Is there anything that I should be aware of if I'm running a non-English operating system and version of Exchange server?

Yes, an issue has been discovered with the non-English August updates of Exchange Server and you should postpone installing these updates. The script protecting customers from the vulnerability documented by CVE-2023-21709 can be run to protect against the vulnerability without installing the August updates. Microsoft recommends running the script.

August 15, 2023 Update: The known issue affecting the non-English August updates of Exchange Server has been resolved. Microsoft recommends installing the updated packages as soon as possible.

Please see the Exchange Blog for more information.

How could an attacker exploit this vulnerability?

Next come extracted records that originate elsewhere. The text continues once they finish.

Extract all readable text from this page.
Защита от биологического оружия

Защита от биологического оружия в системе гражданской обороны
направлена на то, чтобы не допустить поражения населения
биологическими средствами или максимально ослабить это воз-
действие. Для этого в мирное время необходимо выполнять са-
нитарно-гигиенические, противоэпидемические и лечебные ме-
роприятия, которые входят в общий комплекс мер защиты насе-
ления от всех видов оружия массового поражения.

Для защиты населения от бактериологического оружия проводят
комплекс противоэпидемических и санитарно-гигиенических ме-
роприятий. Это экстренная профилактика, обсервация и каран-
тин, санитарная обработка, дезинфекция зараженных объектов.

An authenticated attacker who is on the same intranet as the Exchange server can achieve remote code execution via a PowerShell remoting session.

According to the CVSS metric, privileges required is low (PR:L). Does the attacker need to be in an authenticated role on the Exchange Server?

Yes, the attacker must be authenticated with LAN-access and have credentials for a valid Exchange user.

According to the CVSS metric, the attack vector is adjacent (AV:A). What does that mean for this vulnerability?

An authenticated attacker could exploit this vulnerability with LAN access.

What privileges could be gained by an attacker who successfully exploited the vulnerability?

An authenticated attacker could gain remote code execution rights on the server mailbox backend as NT AUTHORITY\SYSTEM.